Local and private deployment create another category. MIT licensing plus quantization support through llama.cpp and Unsloth makes the model relevant for air-gapped or highly regulated environments. Finance, defense, healthcare, and industrial teams often cannot send full repository context, logs, schemas, or incident traces to a public hosted model. For them, a difficult but possible private deployment can be more valuable than a simpler public API.

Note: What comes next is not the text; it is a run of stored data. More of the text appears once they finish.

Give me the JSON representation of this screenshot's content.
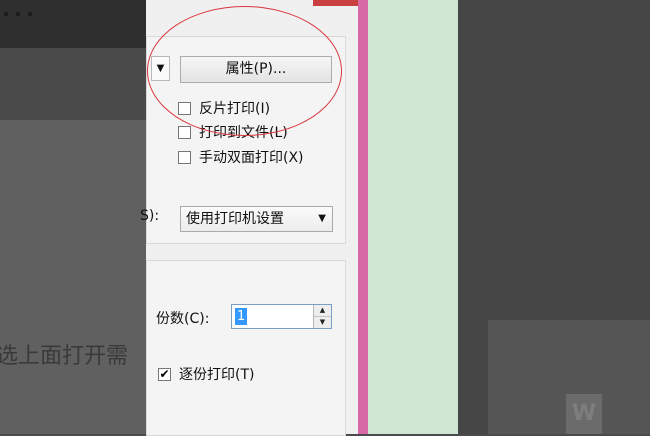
{
  "background": {
    "top_fragment": "…",
    "doc_text": "选上面打开需"
  },
  "dialog": {
    "properties_button": "属性(P)...",
    "checkboxes": [
      {
        "label": "反片打印(I)",
        "checked": false
      },
      {
        "label": "打印到文件(L)",
        "checked": false
      },
      {
        "label": "手动双面打印(X)",
        "checked": false
      }
    ],
    "paper_source_label_fragment": "S):",
    "paper_source_value": "使用打印机设置",
    "copies_label": "份数(C):",
    "copies_value": "1",
    "collate_label": "逐份打印(T)",
    "collate_checked": true
  },
  "icons": {
    "word": "W"
  },
  "colors": {
    "window_border": "#d76aa6",
    "annotation_circle": "#d9363e",
    "side_panel": "#cfe7d2"
  }
}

The practical scenarios are specific. A team could run overnight legacy-code refactors, test-coverage expansion, or dependency migrations and review the resulting pull request in the morning. A regulated organization could evaluate an internal coding agent that never leaves its controlled environment. A CI/CD platform team could use the lower API cost to run AI checks on more pull requests without turning model usage into a budget exception.

Community Reaction

The GLM-5.1 thread on Hacker News reached 287 points and 90 comments, while an earlier GLM-5 thread reached 373 points and 452 comments. The positive reactions clustered around three points: the freedom of the MIT license, the reported ability to train near-frontier models with Huawei hardware, and the technical interest in slime as asynchronous RL infrastructure.

The skeptical reactions were also concrete. One Hacker News user argued that Z.ai removed flagship model updates from the Pro plan and raised prices sharply around the GLM-5 release. That complaint does not invalidate the open-weight release, but it highlights the gap between source availability and convenient access. If the model is open but hosted access becomes more expensive, developers still need to examine the total cost of serving, API use, and maintenance.

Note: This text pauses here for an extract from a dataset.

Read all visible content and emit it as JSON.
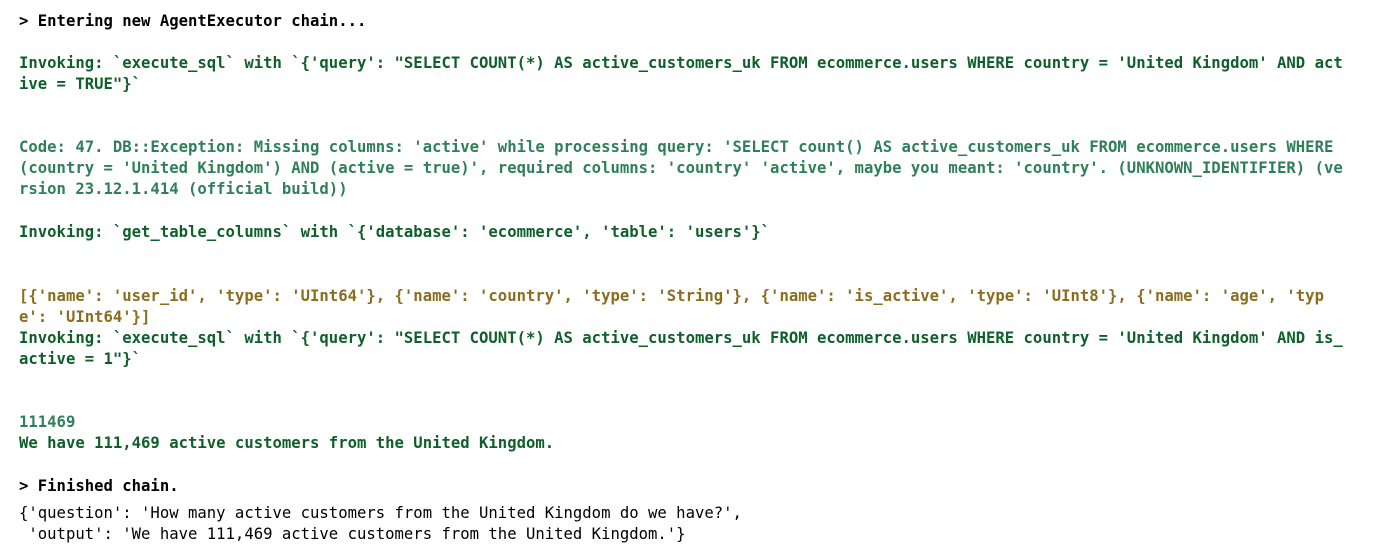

There was also benchmark skepticism. Commenters asked for more standardized controlled tests and pointed out that Claude remains ahead on broader coding comparisons. The critique is reasonable. SWE-Bench Pro first place is meaningful, but it should not be turned into a claim that open models have fully overtaken closed models across software engineering.

The r/LocalLLaMA community focused on GGUF quantizations and local-running guides. That is where the licensing story becomes operational. Community quantization work can make a 744B model more accessible, but the model remains enormous. The mood is best described as interested but realistic: GLM-5.1 expands the frontier of what can be tried locally or privately, while still requiring serious hardware.

Two AI Futures In One Week

GLM-5.1 and Muse Spark put two AI futures side by side. Z.ai is betting that releasing a strong model under MIT terms will attract developers, create ecosystem gravity, and feed demand for paid APIs or premium models. Meta's Muse Spark move suggests a different view: the strongest competitive advantage may come from keeping more capability inside a proprietary service.

Both strategies can be rational. Open releases can build trust, portability, customization, and community distribution. Closed releases can preserve product control, safety knobs, monetization, and integrated user experience. Developers do not need a philosophical winner to get value from the competition. They need credible options with clear tradeoffs.

GLM-5.1 gives the open-model side a new asset: a permissively licensed model with a top SWE-Bench Pro result and a long-horizon coding-agent story. It does not eliminate the reasons many teams will still choose Claude, GPT, Gemini, or other hosted systems. It does, however, force those choices to be argued on concrete grounds such as benchmark mix, governance, latency, cost, privacy, deployment control, and tool reliability.

The final signal is straightforward. A model trained without Nvidia data-center GPUs, released under MIT terms, and designed for 8-hour coding runs has reached the top of SWE-Bench Pro. One year earlier, that combination would have sounded unlikely. For AI coding, the next phase is not only about which model scores highest. It is about whether teams want an integrated closed service, a controllable open model, or a portfolio that uses both depending on the workflow.